Nicotinamide is a low-cost, readily available, and generally safe supplement. Unlike other chemopreventive agents, it does not carry the risk of significant side effects like gastrointestinal distress or increased liver enzymes when taken at the recommended 500 mg twice-daily dose. By reducing the incidence of new cases by even 14% on a national scale, the healthcare system could see a substantial reduction in the surgical burden and associated costs.
Conclusion and Future Directions
The study conducted by the Vanderbilt and VA teams represents a milestone in dermatological epidemiology. By harnessing the power of the VA Corporate Data Warehouse, researchers have provided the clarity that the 2015 ONTRAC trial invited but could not fully provide due to its scale.

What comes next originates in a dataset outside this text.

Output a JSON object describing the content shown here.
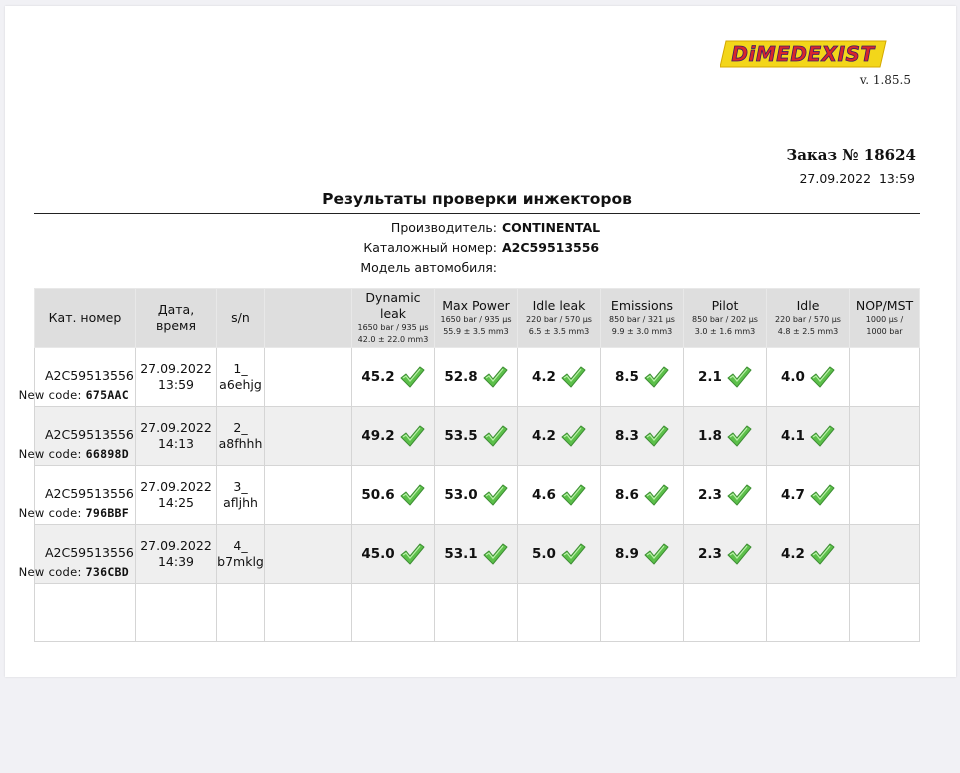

The work was supported by a Department of Veterans Affairs grant (IK2CX002452), highlighting the role of federal funding in advancing preventative medicine. The collaboration included a multidisciplinary team from Vanderbilt, including Katyln Knox, Rachel Weiss, Siwei Zhang, PhD, Lydia Yao, MS, Yaomin Xu, PhD, and Kyle Maas, all of whom contributed to the complex data analysis required to navigate the VA’s massive records.
As the medical community digests these findings, the focus will likely turn to updating patient education materials and refining clinical pathways. For now, the message for patients with a history of skin cancer is clear: a conversation with a dermatologist about starting Vitamin B3 supplementation early may be one of the most effective steps they can take to protect their future skin health. Further research will continue to explore the optimal duration of treatment and whether these benefits extend to other populations, but the foundation for earlier, supplement-based prevention is now more solid than ever.